Angus, Aaron Hemphill and Julian Gross - who has
played drums with the band since the departure of
original rhythm section Pat Nature and Ron Albertson
after the band's first album, 2001's 'They Threw
Us All In A Trench And Put A Monument On Top' - decided
not to overanalyse the process of making
their music.
"We aimed to make songs that weren't going to
require a concept. We decided to work really quickly
and not talk about what we were doing too much. Aaron
and I wanted to write songs that spoke for
themselves in a more visceral way – like when
you're a teenager and things really mean a lot for
you in
a song. We wanted to write songs that reminded us a
little of what it was like to be a teenager – so
pretty
much the only preparation we did was going back and
listening to the bands we liked when we were
kids, stuff like OMD, The Cure and Siouxsie And The
Banshees."
Although Andrew and former microbiologist Aaron Hemphill
met in LA (where Andrew studied photography
at art school), after a stay in New York the band relocated
to Berlin as a base for European touring.

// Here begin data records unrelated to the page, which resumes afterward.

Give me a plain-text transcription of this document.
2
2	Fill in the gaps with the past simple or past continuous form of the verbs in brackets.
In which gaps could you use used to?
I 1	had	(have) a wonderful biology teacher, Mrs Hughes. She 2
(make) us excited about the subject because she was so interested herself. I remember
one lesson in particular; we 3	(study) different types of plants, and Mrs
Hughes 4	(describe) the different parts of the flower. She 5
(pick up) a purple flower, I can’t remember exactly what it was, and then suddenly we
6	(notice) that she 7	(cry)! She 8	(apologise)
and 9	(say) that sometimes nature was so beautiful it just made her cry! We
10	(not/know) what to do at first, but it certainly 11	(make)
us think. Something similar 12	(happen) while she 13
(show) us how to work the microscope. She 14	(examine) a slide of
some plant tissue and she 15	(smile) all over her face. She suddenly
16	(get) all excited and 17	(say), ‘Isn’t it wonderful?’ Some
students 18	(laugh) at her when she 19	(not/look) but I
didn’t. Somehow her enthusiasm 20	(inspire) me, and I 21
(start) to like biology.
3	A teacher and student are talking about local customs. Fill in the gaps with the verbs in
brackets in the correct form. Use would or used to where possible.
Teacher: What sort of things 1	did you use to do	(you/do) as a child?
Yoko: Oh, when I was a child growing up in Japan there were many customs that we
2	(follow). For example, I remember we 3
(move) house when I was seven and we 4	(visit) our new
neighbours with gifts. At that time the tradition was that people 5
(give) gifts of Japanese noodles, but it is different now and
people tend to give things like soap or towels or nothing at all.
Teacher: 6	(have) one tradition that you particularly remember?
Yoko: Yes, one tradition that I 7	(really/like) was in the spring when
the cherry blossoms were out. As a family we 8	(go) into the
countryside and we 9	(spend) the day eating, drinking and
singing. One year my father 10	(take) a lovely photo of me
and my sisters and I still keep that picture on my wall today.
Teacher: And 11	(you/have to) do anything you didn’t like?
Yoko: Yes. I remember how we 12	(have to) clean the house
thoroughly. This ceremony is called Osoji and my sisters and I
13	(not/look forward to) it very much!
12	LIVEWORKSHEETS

Hemphill and Gross returned to LA soon after Drum's
Not Dead but Andrew stayed on in the German
capital, where the bulk of 'Liars' was recorded at
Planet Roc (sic) studios, a former East German radio
studio built in the 1950s by Bauhaus architect Franz
Ehrlich. After working on their songs separately in
Germany and the US, Liars convened at Planet Roc for
a fortnight in spanning New Year's Eve
2006/2007 to stitch together their ideas.
"Planet Roc was built as a broadcast facility
for radio and is in the old East Berlin so it has this
strange
communist vibe about it – but it feels liberating
to use it for the kind of means we're using it for.
But the
best thing about it is that it has loads of different
sized rooms and corners to record in – we ended
up
recording a drum pattern in a stairwell."
"Sometimes we had two rooms – I'd be working
on one room and Aaron would be next door in the next
room working on his stuff. It can be quite frightening,
but Aaron and I have worked together for ten years
and we trust each other, even though sometimes we work
in total opposition to each other. Like for this
record our interests were different sonically: we were
both writing songs about freedom and teenage
melodrama, but I was interested in the bass and Aaron
was more into the high-end trebly stuff."
The band weren't balancing their interests alone, however:
a friend of Andrew's from Australia, Jeremy
Glover, played bass and helped record the album. "Jeremy
understood where we were coming from and
helped to craft the songs in the studio to help us
find that visceral edge we were searching for. We wanted
to make a record that would have the same impact on
people as hearing, like, the Ramones for the
first time did on us."
Their quest to connect on a more visceral level has
succeeded. Unlike, say, 2004's 'They Were Wrong,
So We Drowned', which boasted a fractured narrative
based on accounts of the Salem Witch Trials,
'Liars' is a set of songs only connected by the fact
that no other band around could make music like this.
From the demonic football chant of 'Clear Island',
to 'Freak Out''s industrial Beach Boys loveliness,
the
metal-flavoured birth rite of 'Cycle Time' or 'Houseclouds''s
no-fi electro shuffle, this is an album that
manages to balance the old, experimentally-minded Liars
with an excitingly insidious new pop edge.
"Every record you learn a lot about what you can
do" says Angus, who moved back to LA after completing
the album. "With this one we've gone another step
towards making music. When we started the
band was more like a means of expression. Now it feels
like we're gaining control of a medium a bit
more. I feel I know at least in some sense about how
to connect with people now. Before it was a bit
more like an experiment, a stab in the dark."